Milli İrade gazetesi, 50’inci kuruluş dönemini yaşıyor. Eskişehir’de yazılı basının öncülerinden merhum Ethem Karaca tarafından kurulan Milli İrade gazetesi, 11 Kasım 1967 yılında yayın hayatına başladı. Biz de, tüm Eskişehirliler olarak elli yıldır bu gazeteyi kuranları ve yaşatanları kutluyoruz.

            Aynı ailenin bir gazetenin yarım asırlık yayın hayatını devam etmesi takdire şayan bir olaydır. El değiştirmeden bir gazetenin aynı ailece yayın hayatını sürdürmesi çok büyük başarıdır.
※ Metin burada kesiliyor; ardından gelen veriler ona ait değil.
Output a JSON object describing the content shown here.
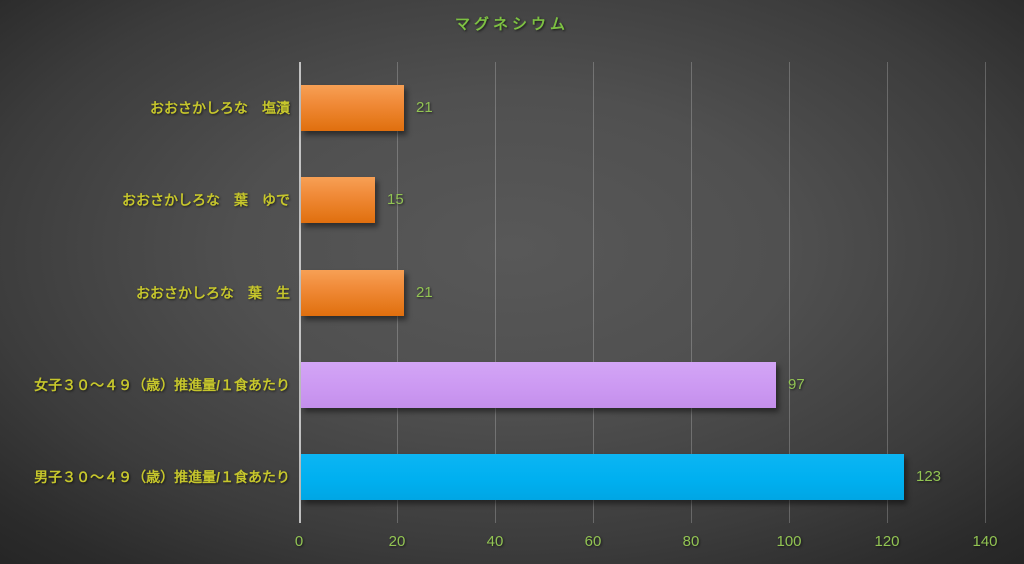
{
  "chart_data": {
    "type": "bar",
    "orientation": "horizontal",
    "title": "マグネシウム",
    "xlabel": "",
    "ylabel": "",
    "xlim": [
      0,
      140
    ],
    "xticks": [
      0,
      20,
      40,
      60,
      80,
      100,
      120,
      140
    ],
    "grid": true,
    "legend": false,
    "categories": [
      "おおさかしろな　塩漬",
      "おおさかしろな　葉　ゆで",
      "おおさかしろな　葉　生",
      "女子３０～４９（歳）推進量/１食あたり",
      "男子３０～４９（歳）推進量/１食あたり"
    ],
    "values": [
      21,
      15,
      21,
      97,
      123
    ],
    "bar_colors": [
      "#ED7D31",
      "#ED7D31",
      "#ED7D31",
      "#CC99F2",
      "#00B0F0"
    ],
    "bar_styles": [
      "orange",
      "orange",
      "orange",
      "purple",
      "blue"
    ]
  },
  "colors": {
    "title_text": "#7DC142",
    "category_text": "#C6C62C",
    "value_text": "#92C453",
    "tick_text": "#92C453",
    "axis_line": "#E4E4E4",
    "gridline": "#6E6E6E",
    "background_center": "#585858",
    "background_edge": "#242424"
  }
}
Milli İradenin başarısı elli yıllık ilkeli yaşam mazisinin aynı aileye ait olmasıdır.

            Milli İradenin kurucusu, merhum Ethem Karaca’yı çok yönlü kutlamak gerekiyor. Bu nedenle kendisine Allah’tan gani gani rahmet diliyorum. O günün şartlarında mahalli de olsa böyle bir atılım yapmak başlı başına meseledir. Her şeyden önce azim ve kararlılık ister. Özveri ister. Daha da ötesi cesaret ister. Özellikle, gazeteye “Milli İrade” adını vermesi, Milli İradenin anlamını tam kavramış olmaktan geçer. Milli İradenin anlamını tam kavramak ise iyi bir vatanperver olmakla olur. Ethem Karaca’nın Türk basınına olan katkıları hayırla yâd edilmektedir.
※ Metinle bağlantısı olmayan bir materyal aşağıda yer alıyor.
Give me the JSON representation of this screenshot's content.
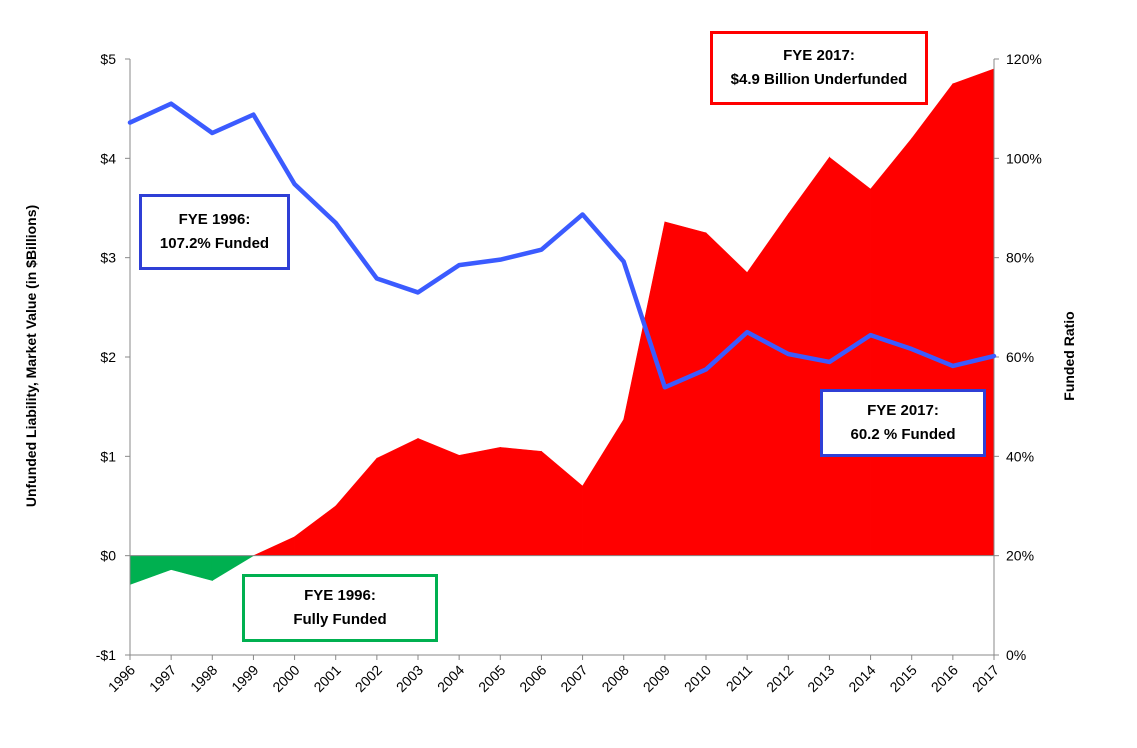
{
  "chart_data": {
    "type": "area+line",
    "categories": [
      "1996",
      "1997",
      "1998",
      "1999",
      "2000",
      "2001",
      "2002",
      "2003",
      "2004",
      "2005",
      "2006",
      "2007",
      "2008",
      "2009",
      "2010",
      "2011",
      "2012",
      "2013",
      "2014",
      "2015",
      "2016",
      "2017"
    ],
    "series": [
      {
        "name": "Unfunded Liability, Market Value (in $Billions)",
        "type": "area",
        "axis": "left",
        "values": [
          -0.29,
          -0.14,
          -0.25,
          0.0,
          0.19,
          0.5,
          0.98,
          1.18,
          1.01,
          1.09,
          1.05,
          0.7,
          1.37,
          3.36,
          3.25,
          2.85,
          3.44,
          4.01,
          3.69,
          4.2,
          4.75,
          4.9
        ],
        "positive_color": "#ff0000",
        "negative_color": "#00b050"
      },
      {
        "name": "Funded Ratio",
        "type": "line",
        "axis": "right",
        "values": [
          107.2,
          111.0,
          105.1,
          108.8,
          94.8,
          87.0,
          75.8,
          73.0,
          78.5,
          79.6,
          81.6,
          88.7,
          79.2,
          53.9,
          57.5,
          65.0,
          60.6,
          59.0,
          64.4,
          61.6,
          58.2,
          60.2
        ],
        "color": "#3b5bff"
      }
    ],
    "left_axis": {
      "title": "Unfunded Liability, Market Value  (in $Billions)",
      "min": -1,
      "max": 5,
      "ticks": [
        -1,
        0,
        1,
        2,
        3,
        4,
        5
      ],
      "tick_labels": [
        "-$1",
        "$0",
        "$1",
        "$2",
        "$3",
        "$4",
        "$5"
      ]
    },
    "right_axis": {
      "title": "Funded Ratio",
      "min": 0,
      "max": 120,
      "ticks": [
        0,
        20,
        40,
        60,
        80,
        100,
        120
      ],
      "tick_labels": [
        "0%",
        "20%",
        "40%",
        "60%",
        "80%",
        "100%",
        "120%"
      ]
    },
    "annotations": [
      {
        "id": "fye1996-funded",
        "lines": [
          "FYE 1996:",
          "107.2% Funded"
        ],
        "border_color": "#2f3fd6"
      },
      {
        "id": "fye1996-fully",
        "lines": [
          "FYE 1996:",
          "Fully Funded"
        ],
        "border_color": "#00b050"
      },
      {
        "id": "fye2017-under",
        "lines": [
          "FYE 2017:",
          "$4.9 Billion Underfunded"
        ],
        "border_color": "#ff0000"
      },
      {
        "id": "fye2017-funded",
        "lines": [
          "FYE 2017:",
          "60.2 % Funded"
        ],
        "border_color": "#2f3fd6"
      }
    ]
  }
}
Milli İrade gazetesinin yayın hayatına girdiği dönemlerdeki gazetecilik mesleğinin zorluk ve meşakkatlerini bilenler iyi bilir. Ethem Karaca, bir vatanperver olarak “Milli İrade” davasını Milli İrade gazetesini kurarak Milli zaferlerden bir zafer kazanmış kahramandır.

Rahmetli Ethem Karaca, milli mücadele yarışındaki Milli İradenin yaşam bayrağını evlatlarına teslim edip hakkın rahmetine yürümüş bir şahsiyettir. Milli İrade kavramı, Türk milletinin ruhuna ve genlerine uygun bir kavramdır. Bu kavram bir milletin hem maddi ve hem de manevi değerlerini kapsamaktadır. Onun için bu kavram mukaddes ve milli bir kavramdır.
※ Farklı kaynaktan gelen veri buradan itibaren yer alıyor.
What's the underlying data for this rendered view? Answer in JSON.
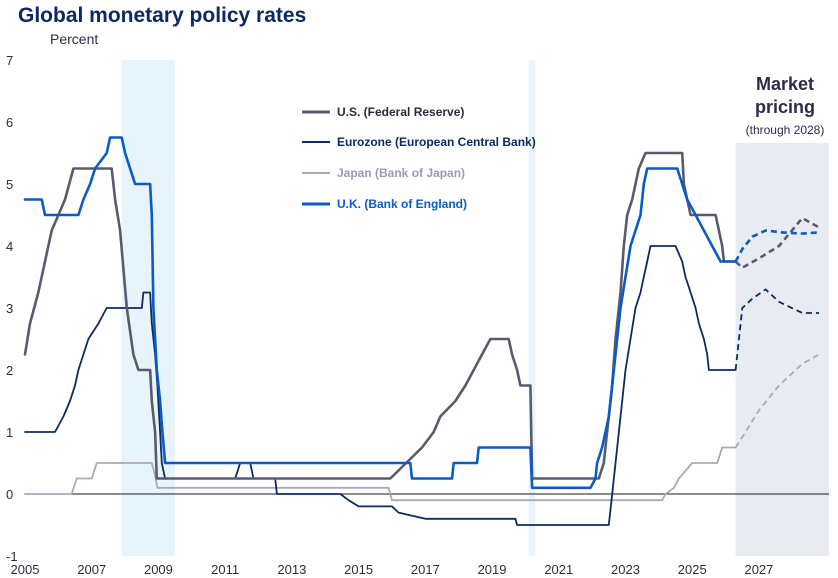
{
  "chart_data": {
    "type": "line",
    "title": "Global monetary policy rates",
    "ylabel": "Percent",
    "xlabel": "",
    "ylim": [
      -1,
      7
    ],
    "xlim": [
      2005,
      2029.1
    ],
    "y_ticks": [
      -1,
      0,
      1,
      2,
      3,
      4,
      5,
      6,
      7
    ],
    "x_ticks": [
      2005,
      2007,
      2009,
      2011,
      2013,
      2015,
      2017,
      2019,
      2021,
      2023,
      2025,
      2027
    ],
    "grid": false,
    "zero_line": true,
    "legend_position": "top-center",
    "shaded_periods": [
      {
        "start": 2007.9,
        "end": 2009.5
      },
      {
        "start": 2020.1,
        "end": 2020.3
      }
    ],
    "forecast": {
      "title_line1": "Market",
      "title_line2": "pricing",
      "subtitle": "(through 2028)",
      "start": 2026.3,
      "end": 2029.1
    },
    "series": [
      {
        "name": "U.S. (Federal Reserve)",
        "color": "#5a5a6e",
        "values": [
          [
            2005.0,
            2.25
          ],
          [
            2005.15,
            2.75
          ],
          [
            2005.4,
            3.25
          ],
          [
            2005.6,
            3.75
          ],
          [
            2005.8,
            4.25
          ],
          [
            2006.0,
            4.5
          ],
          [
            2006.2,
            4.75
          ],
          [
            2006.45,
            5.25
          ],
          [
            2007.6,
            5.25
          ],
          [
            2007.7,
            4.75
          ],
          [
            2007.85,
            4.25
          ],
          [
            2008.05,
            3.0
          ],
          [
            2008.25,
            2.25
          ],
          [
            2008.4,
            2.0
          ],
          [
            2008.75,
            2.0
          ],
          [
            2008.8,
            1.5
          ],
          [
            2008.9,
            1.0
          ],
          [
            2008.95,
            0.25
          ],
          [
            2015.95,
            0.25
          ],
          [
            2016.9,
            0.75
          ],
          [
            2017.25,
            1.0
          ],
          [
            2017.45,
            1.25
          ],
          [
            2017.9,
            1.5
          ],
          [
            2018.2,
            1.75
          ],
          [
            2018.45,
            2.0
          ],
          [
            2018.7,
            2.25
          ],
          [
            2018.95,
            2.5
          ],
          [
            2019.5,
            2.5
          ],
          [
            2019.6,
            2.25
          ],
          [
            2019.75,
            2.0
          ],
          [
            2019.85,
            1.75
          ],
          [
            2020.15,
            1.75
          ],
          [
            2020.2,
            0.25
          ],
          [
            2022.2,
            0.25
          ],
          [
            2022.35,
            0.5
          ],
          [
            2022.45,
            1.0
          ],
          [
            2022.6,
            1.75
          ],
          [
            2022.7,
            2.5
          ],
          [
            2022.85,
            3.25
          ],
          [
            2022.95,
            4.0
          ],
          [
            2023.05,
            4.5
          ],
          [
            2023.2,
            4.75
          ],
          [
            2023.3,
            5.0
          ],
          [
            2023.4,
            5.25
          ],
          [
            2023.6,
            5.5
          ],
          [
            2024.7,
            5.5
          ],
          [
            2024.75,
            5.0
          ],
          [
            2024.85,
            4.75
          ],
          [
            2024.95,
            4.5
          ],
          [
            2025.7,
            4.5
          ],
          [
            2025.8,
            4.25
          ],
          [
            2025.9,
            4.0
          ],
          [
            2025.95,
            3.75
          ],
          [
            2026.3,
            3.75
          ]
        ],
        "forecast_values": [
          [
            2026.3,
            3.75
          ],
          [
            2026.5,
            3.65
          ],
          [
            2027.0,
            3.8
          ],
          [
            2027.6,
            4.0
          ],
          [
            2028.3,
            4.45
          ],
          [
            2028.8,
            4.3
          ]
        ]
      },
      {
        "name": "Eurozone (European Central Bank)",
        "color": "#0b2a63",
        "values": [
          [
            2005.0,
            1.0
          ],
          [
            2005.9,
            1.0
          ],
          [
            2006.15,
            1.25
          ],
          [
            2006.35,
            1.5
          ],
          [
            2006.5,
            1.75
          ],
          [
            2006.6,
            2.0
          ],
          [
            2006.75,
            2.25
          ],
          [
            2006.9,
            2.5
          ],
          [
            2007.2,
            2.75
          ],
          [
            2007.45,
            3.0
          ],
          [
            2008.5,
            3.0
          ],
          [
            2008.55,
            3.25
          ],
          [
            2008.75,
            3.25
          ],
          [
            2008.8,
            2.75
          ],
          [
            2008.9,
            2.25
          ],
          [
            2008.97,
            1.75
          ],
          [
            2009.05,
            1.0
          ],
          [
            2009.1,
            0.5
          ],
          [
            2009.2,
            0.25
          ],
          [
            2011.3,
            0.25
          ],
          [
            2011.45,
            0.5
          ],
          [
            2011.75,
            0.5
          ],
          [
            2011.85,
            0.25
          ],
          [
            2012.5,
            0.25
          ],
          [
            2012.55,
            0.0
          ],
          [
            2014.45,
            0.0
          ],
          [
            2014.7,
            -0.1
          ],
          [
            2015.0,
            -0.2
          ],
          [
            2016.0,
            -0.2
          ],
          [
            2016.2,
            -0.3
          ],
          [
            2017.0,
            -0.4
          ],
          [
            2019.7,
            -0.4
          ],
          [
            2019.75,
            -0.5
          ],
          [
            2022.5,
            -0.5
          ],
          [
            2022.6,
            0.0
          ],
          [
            2022.75,
            0.75
          ],
          [
            2022.9,
            1.5
          ],
          [
            2023.0,
            2.0
          ],
          [
            2023.15,
            2.5
          ],
          [
            2023.3,
            3.0
          ],
          [
            2023.45,
            3.25
          ],
          [
            2023.55,
            3.5
          ],
          [
            2023.65,
            3.75
          ],
          [
            2023.75,
            4.0
          ],
          [
            2024.5,
            4.0
          ],
          [
            2024.7,
            3.75
          ],
          [
            2024.8,
            3.5
          ],
          [
            2024.95,
            3.25
          ],
          [
            2025.1,
            3.0
          ],
          [
            2025.2,
            2.75
          ],
          [
            2025.35,
            2.5
          ],
          [
            2025.45,
            2.25
          ],
          [
            2025.5,
            2.0
          ],
          [
            2026.3,
            2.0
          ]
        ],
        "forecast_values": [
          [
            2026.3,
            2.0
          ],
          [
            2026.5,
            3.0
          ],
          [
            2026.8,
            3.15
          ],
          [
            2027.2,
            3.3
          ],
          [
            2027.6,
            3.1
          ],
          [
            2028.3,
            2.92
          ],
          [
            2028.8,
            2.92
          ]
        ]
      },
      {
        "name": "Japan (Bank of Japan)",
        "color": "#a7a9bd",
        "values": [
          [
            2005.0,
            0.0
          ],
          [
            2006.4,
            0.0
          ],
          [
            2006.55,
            0.25
          ],
          [
            2007.0,
            0.25
          ],
          [
            2007.15,
            0.5
          ],
          [
            2008.8,
            0.5
          ],
          [
            2008.9,
            0.3
          ],
          [
            2008.97,
            0.1
          ],
          [
            2015.9,
            0.1
          ],
          [
            2016.0,
            -0.1
          ],
          [
            2024.1,
            -0.1
          ],
          [
            2024.2,
            0.0
          ],
          [
            2024.45,
            0.1
          ],
          [
            2024.6,
            0.25
          ],
          [
            2025.0,
            0.5
          ],
          [
            2025.75,
            0.5
          ],
          [
            2025.9,
            0.75
          ],
          [
            2026.3,
            0.75
          ]
        ],
        "forecast_values": [
          [
            2026.3,
            0.75
          ],
          [
            2026.6,
            1.0
          ],
          [
            2027.0,
            1.35
          ],
          [
            2027.6,
            1.75
          ],
          [
            2028.3,
            2.1
          ],
          [
            2028.8,
            2.25
          ]
        ]
      },
      {
        "name": "U.K. (Bank of England)",
        "color": "#0a5bc4",
        "values": [
          [
            2005.0,
            4.75
          ],
          [
            2005.5,
            4.75
          ],
          [
            2005.6,
            4.5
          ],
          [
            2006.6,
            4.5
          ],
          [
            2006.75,
            4.75
          ],
          [
            2006.95,
            5.0
          ],
          [
            2007.1,
            5.25
          ],
          [
            2007.45,
            5.5
          ],
          [
            2007.55,
            5.75
          ],
          [
            2007.9,
            5.75
          ],
          [
            2008.0,
            5.5
          ],
          [
            2008.15,
            5.25
          ],
          [
            2008.3,
            5.0
          ],
          [
            2008.75,
            5.0
          ],
          [
            2008.8,
            4.5
          ],
          [
            2008.85,
            3.0
          ],
          [
            2008.95,
            2.0
          ],
          [
            2009.05,
            1.5
          ],
          [
            2009.12,
            1.0
          ],
          [
            2009.2,
            0.5
          ],
          [
            2016.55,
            0.5
          ],
          [
            2016.6,
            0.25
          ],
          [
            2017.8,
            0.25
          ],
          [
            2017.85,
            0.5
          ],
          [
            2018.55,
            0.5
          ],
          [
            2018.6,
            0.75
          ],
          [
            2020.15,
            0.75
          ],
          [
            2020.2,
            0.1
          ],
          [
            2021.95,
            0.1
          ],
          [
            2022.1,
            0.25
          ],
          [
            2022.15,
            0.5
          ],
          [
            2022.3,
            0.75
          ],
          [
            2022.4,
            1.0
          ],
          [
            2022.5,
            1.25
          ],
          [
            2022.6,
            1.75
          ],
          [
            2022.7,
            2.25
          ],
          [
            2022.85,
            3.0
          ],
          [
            2023.0,
            3.5
          ],
          [
            2023.15,
            4.0
          ],
          [
            2023.3,
            4.25
          ],
          [
            2023.45,
            4.5
          ],
          [
            2023.55,
            5.0
          ],
          [
            2023.65,
            5.25
          ],
          [
            2024.55,
            5.25
          ],
          [
            2024.7,
            5.0
          ],
          [
            2024.85,
            4.75
          ],
          [
            2025.1,
            4.5
          ],
          [
            2025.35,
            4.25
          ],
          [
            2025.6,
            4.0
          ],
          [
            2025.85,
            3.75
          ],
          [
            2026.3,
            3.75
          ]
        ],
        "forecast_values": [
          [
            2026.3,
            3.75
          ],
          [
            2026.5,
            3.95
          ],
          [
            2026.8,
            4.15
          ],
          [
            2027.2,
            4.25
          ],
          [
            2027.7,
            4.22
          ],
          [
            2028.3,
            4.2
          ],
          [
            2028.8,
            4.22
          ]
        ]
      }
    ]
  }
}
            Ethem Karaca’nın oğullarını da tebrik etmek gerekir. Ethem Amca’nın evlatlarını kutluyorum. Onların, baba yadigârını devam ettirmeleri küçümsenemeyecek büyük bir hadisedir. Önemli olan ataların mirasını sonlandırmak değil... Devam ettirmektir.

Anadolu’da eskiden bir tabir vardı. Babanın vefatını müteakiben “Baba ocağını kim tüttürecek” diye! Bu kıstas, halkın itibarlı değer yargılarından bir ölçü idi. En azından oğullardan birisinin baba mesleğini sürdürmesi ve baba ocağını tüttürmesi istenirdi.  Önemli olan babadan devralınan değerin üzerine bir değer daha ekleyebilmektir.

İnsanların başarıda yarışacakları ilk kişi babaları olmalı. Bir ulus için oğullar, babalarından devraldıkları bayrağı daha hızlı, daha etkin, daha nitelikli ve daha rantabl yarıştırdıklarında kalkınmışlık hamleleri başlamış demektir.

            Milli İrade gazetesinin isim babası, gazeteye bu ismi vermekle ufkunun açıklığını ortaya koymuştur. İsim babasının tarihine sahip ve hem de geleceğe açık modern düşünceli bir kişilikte olduğu belli oluyor.

            Milli İradenin kurucusu ve sahibi merhum Ethem Amca’ya Allah’tan bol bol rahmet diliyorum. Allah, ona merhametiyle muamele etsin! Allah, onu cenneti ve cemali ile şereflendirsin! Ethem Amca, ruhun şad olsun! Mekânın cennet olsun! Yattığın yer nur olsun!

Biz de, burada yazımızı sonlandırırken Ethem Amca’nın ruhuna bir Fatiha okuduğumuzda ona en büyük hediyeyi göndermiş oluruz!

            Milli İradenin yaşaması ve yaşatılması için gazetenin sahiplerine, yöneticilerine, çalışanlarına, muhabirlerine, köşe yazarlarına ve okurlarına sağlık, afiyet, bereketli kazançlar, mutluluk ve huzur dolu başarılar diliyorum!  Hoşça kalın! Dostça kalın!